I really enjoyed my Vegetarian Food Studio revisit. A few of the dishes were a bit greasy but I was impressed by their big flavoured vegetarian food. I won’t leave it so long until my next order.

The Details:

Vegetarian Food Studio
Address - 115-117 Penarth Rd, Cardiff CF11 6JU
Telephone - 029 2023 8222

Calabrisella Gelateria, Canton

To go alongside their excellent pair of pizzerias in Canton and Cathays, Calabrisella have recently opened a gelateria on Cowbridge Road East.

I've heard that people queued down the street to get hold of a scoop of their traditional Italian gelato on the first sunny Saturday of the year. We of course visited for a mid-morning snack so were able to beat the rush. 

I've been trying to track down a brioche con gelato since a trip to Bologna around ten years ago. Calabrisella's version was worth the wait. A soft, rich and sweet brioche bun (£5.50) was stuffed with their super smooth and milky gelato; we had excellent pistachio and Ferrero Rocher flavours. 

Alongside their gelato, Calabrisella's fridges and freezers are filled with lush looking ice cream cakes and desserts. I spotted some cannoli on the counter waiting to be filled. If they're anything as good as the ones they sell at Calabrisella Cathays, you'll be in for a treat. Uber crisp pastry shells are loaded with a creamy and tangy sweetened ricotta filling. 

The Details:

Calabrisella Gelateria
Address - 187 Cowbridge Rd East, Cardiff CF11 9AJ
Telephone - 029 2280 1081

Saturday, 27 February 2021

St John at Home nationwide meal delivery review

Flavour comes first. 

Whilst I'm all for pretty looking plates of food, presentation is ultimately secondary.

Many of the best plates of food are simple in their appearance and St John's huge flavoured British cooking backs up this viewpoint. Their deceptively simple looking food is some of the best around and puts many overwrought multi-component dishes to shame.

When St John launched their nationwide delivery meal boxes via Dishpatch at the end of January they sold out of a month’s allocation in minutes. When they’re in stock again be prepared for a case of “fastest fingers first”.

Offering a three course meal for 2 for £75 delivered on a Friday, everything is vac packed and boxed to within an inch of its life and accompanied by slickly printed instructions.

To start was St John's most iconic dish, their bone marrow on toast. It's arguably the embodiment of their nose to tail ethos. 

A trio of bones were laden with soft, beefy and fatty marrow.

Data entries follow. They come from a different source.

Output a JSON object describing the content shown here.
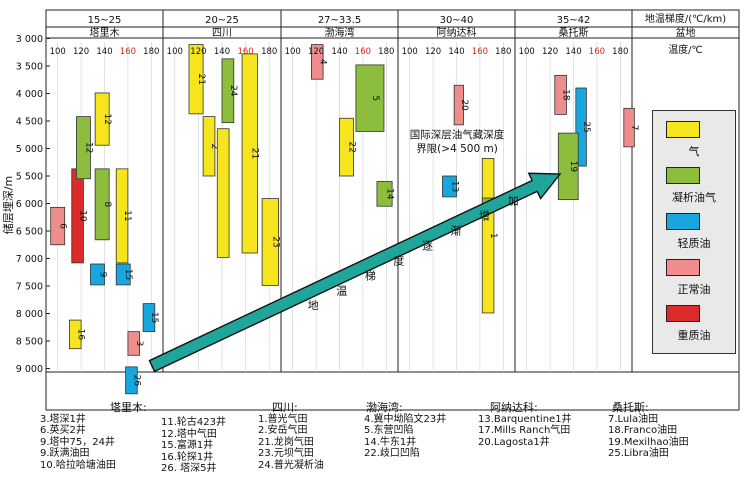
{
  "title_row": {
    "gradient_header": "地温梯度/(℃/km)",
    "basin_header": "盆地",
    "temp_header": "温度/℃"
  },
  "y_axis": {
    "label": "储层埋深/m",
    "ticks": [
      "3 000",
      "3 500",
      "4 000",
      "4 500",
      "5 000",
      "5 500",
      "6 000",
      "6 500",
      "7 000",
      "7 500",
      "8 000",
      "8 500",
      "9 000"
    ]
  },
  "basins": [
    {
      "gradient": "15~25",
      "name": "塔里木",
      "temp_ticks": [
        "100",
        "120",
        "140",
        "160",
        "180"
      ]
    },
    {
      "gradient": "20~25",
      "name": "四川",
      "temp_ticks": [
        "100",
        "120",
        "140",
        "160",
        "180"
      ]
    },
    {
      "gradient": "27~33.5",
      "name": "渤海湾",
      "temp_ticks": [
        "100",
        "120",
        "140",
        "160",
        "180"
      ]
    },
    {
      "gradient": "30~40",
      "name": "阿纳达科",
      "temp_ticks": [
        "100",
        "120",
        "140",
        "160",
        "180"
      ]
    },
    {
      "gradient": "35~42",
      "name": "桑托斯",
      "temp_ticks": [
        "100",
        "120",
        "140",
        "160",
        "180"
      ]
    }
  ],
  "arrow": {
    "trend_label": [
      "地",
      "温",
      "梯",
      "度",
      "逐",
      "渐",
      "增",
      "加"
    ],
    "limit_label_1": "国际深层油气藏深度",
    "limit_label_2": "界限(>4 500 m)"
  },
  "legend": [
    {
      "label": "气",
      "color": "#f5e41e"
    },
    {
      "label": "凝析油气",
      "color": "#8dbd3c"
    },
    {
      "label": "轻质油",
      "color": "#17a7df"
    },
    {
      "label": "正常油",
      "color": "#ef8d8d"
    },
    {
      "label": "重质油",
      "color": "#dc2b2b"
    }
  ],
  "chart_data": {
    "type": "range-bar",
    "ylabel": "储层埋深/m",
    "ylim": [
      3000,
      9200
    ],
    "temp_axis_label": "温度/℃",
    "temp_range_per_panel": [
      90,
      190
    ],
    "highlight_tick": "160",
    "fluid_colors": {
      "gas": "#f5e41e",
      "condensate": "#8dbd3c",
      "light": "#17a7df",
      "normal": "#ef8d8d",
      "heavy": "#dc2b2b"
    },
    "bars": [
      {
        "basin": 0,
        "label": "6",
        "type": "normal",
        "t0": 94,
        "t1": 106,
        "d0": 6070,
        "d1": 6750
      },
      {
        "basin": 0,
        "label": "10",
        "type": "heavy",
        "t0": 112,
        "t1": 122,
        "d0": 5370,
        "d1": 7080
      },
      {
        "basin": 0,
        "label": "12",
        "type": "condensate",
        "t0": 116,
        "t1": 128,
        "d0": 4420,
        "d1": 5550
      },
      {
        "basin": 0,
        "label": "16",
        "type": "gas",
        "t0": 110,
        "t1": 120,
        "d0": 8120,
        "d1": 8640
      },
      {
        "basin": 0,
        "label": "9",
        "type": "light",
        "t0": 128,
        "t1": 140,
        "d0": 7100,
        "d1": 7480
      },
      {
        "basin": 0,
        "label": "8",
        "type": "condensate",
        "t0": 132,
        "t1": 144,
        "d0": 5370,
        "d1": 6660
      },
      {
        "basin": 0,
        "label": "12",
        "type": "gas",
        "t0": 132,
        "t1": 144,
        "d0": 3990,
        "d1": 4940
      },
      {
        "basin": 0,
        "label": "11",
        "type": "gas",
        "t0": 150,
        "t1": 160,
        "d0": 5370,
        "d1": 7080
      },
      {
        "basin": 0,
        "label": "15",
        "type": "light",
        "t0": 150,
        "t1": 162,
        "d0": 7100,
        "d1": 7480
      },
      {
        "basin": 0,
        "label": "3",
        "type": "normal",
        "t0": 160,
        "t1": 170,
        "d0": 8330,
        "d1": 8760
      },
      {
        "basin": 0,
        "label": "15",
        "type": "light",
        "t0": 173,
        "t1": 183,
        "d0": 7820,
        "d1": 8330
      },
      {
        "basin": 0,
        "label": "26",
        "type": "light",
        "t0": 158,
        "t1": 168,
        "d0": 8970,
        "d1": 9460
      },
      {
        "basin": 1,
        "label": "21",
        "type": "gas",
        "t0": 112,
        "t1": 124,
        "d0": 3110,
        "d1": 4370
      },
      {
        "basin": 1,
        "label": "2",
        "type": "gas",
        "t0": 124,
        "t1": 134,
        "d0": 4420,
        "d1": 5500
      },
      {
        "basin": 1,
        "label": "24",
        "type": "condensate",
        "t0": 140,
        "t1": 150,
        "d0": 3370,
        "d1": 4530
      },
      {
        "basin": 1,
        "label": "",
        "type": "gas",
        "t0": 136,
        "t1": 146,
        "d0": 4640,
        "d1": 6980
      },
      {
        "basin": 1,
        "label": "21",
        "type": "gas",
        "t0": 157,
        "t1": 170,
        "d0": 3280,
        "d1": 6900
      },
      {
        "basin": 1,
        "label": "23",
        "type": "gas",
        "t0": 174,
        "t1": 188,
        "d0": 5910,
        "d1": 7490
      },
      {
        "basin": 2,
        "label": "4",
        "type": "normal",
        "t0": 116,
        "t1": 126,
        "d0": 3110,
        "d1": 3740
      },
      {
        "basin": 2,
        "label": "5",
        "type": "condensate",
        "t0": 154,
        "t1": 178,
        "d0": 3480,
        "d1": 4690
      },
      {
        "basin": 2,
        "label": "22",
        "type": "gas",
        "t0": 140,
        "t1": 152,
        "d0": 4450,
        "d1": 5500
      },
      {
        "basin": 2,
        "label": "14",
        "type": "condensate",
        "t0": 172,
        "t1": 185,
        "d0": 5600,
        "d1": 6050
      },
      {
        "basin": 3,
        "label": "20",
        "type": "normal",
        "t0": 138,
        "t1": 146,
        "d0": 3850,
        "d1": 4570
      },
      {
        "basin": 3,
        "label": "13",
        "type": "light",
        "t0": 128,
        "t1": 140,
        "d0": 5500,
        "d1": 5880
      },
      {
        "basin": 3,
        "label": "1",
        "type": "gas",
        "t0": 162,
        "t1": 172,
        "d0": 5180,
        "d1": 7990
      },
      {
        "basin": 3,
        "label": "17",
        "type": "condensate",
        "t0": 162,
        "t1": 172,
        "d0": 5900,
        "d1": 6140
      },
      {
        "basin": 4,
        "label": "18",
        "type": "normal",
        "t0": 124,
        "t1": 134,
        "d0": 3670,
        "d1": 4380
      },
      {
        "basin": 4,
        "label": "25",
        "type": "light",
        "t0": 142,
        "t1": 151,
        "d0": 3900,
        "d1": 5320
      },
      {
        "basin": 4,
        "label": "19",
        "type": "condensate",
        "t0": 127,
        "t1": 144,
        "d0": 4720,
        "d1": 5930
      },
      {
        "basin": 4,
        "label": "7",
        "type": "normal",
        "t0": 183,
        "t1": 192,
        "d0": 4270,
        "d1": 4970
      }
    ]
  },
  "notes": [
    {
      "header": "塔里木:",
      "lines": [
        "3.塔深1井",
        "6.英买2井",
        "9.塔中75，24井",
        "9.跃满油田",
        "10.哈拉哈塘油田"
      ]
    },
    {
      "header": "",
      "lines": [
        "11.轮古423井",
        "12.塔中气田",
        "15.富源1井",
        "16.轮探1井",
        "26. 塔深5井"
      ]
    },
    {
      "header": "四川:",
      "lines": [
        "1.普光气田",
        "2.安岳气田",
        "21.龙岗气田",
        "23.元坝气田",
        "24.普光凝析油"
      ]
    },
    {
      "header": "渤海湾:",
      "lines": [
        "4.冀中坳陷文23井",
        "5.东营凹陷",
        "14.牛东1井",
        "22.歧口凹陷"
      ]
    },
    {
      "header": "阿纳达科:",
      "lines": [
        "13.Barquentine1井",
        "17.Mills Ranch气田",
        "20.Lagosta1井"
      ]
    },
    {
      "header": "桑托斯:",
      "lines": [
        "7.Lula油田",
        "18.Franco油田",
        "19.Mexilhao油田",
        "25.Libra油田"
      ]
    }
  ]
}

Slathered over crisp toasted sourdough they were balanced by a vibrant parsley salad with the punch of caper and sharpness of lemon.

Main course, was hearty with a capital H; it was just the ticket on one of the coldest nights of the year.

Fall apart tender braised duck leg was topped with soft leeks and accompanied by the meatiest of roast carrots bathed in sweet caramelised onions (and I think perhaps some trotter gear). Citrusy honking aioli provided punch whilst my own roast hispi cabbage added some lightness. A minor quibble, but we did find a few bits of grit in the leeks.

I have to admit that I raised both eyebrows when I saw our meal contained a solitary eccles cake. But, after that whopping main course, it was a more than ample serving.

The flaky, buttery pastry coated confection was loaded with a soft, sweet, spiced sticky sultana mix. It was counterpointed nicely by a huge tranche of crumbly, salty, creamy and slightly funky Lancashire cheese.

We had an epic feast. The food from St John isn’t the prettiest that I've served up at home from a meal box. But, it's certainly some of the tastiest.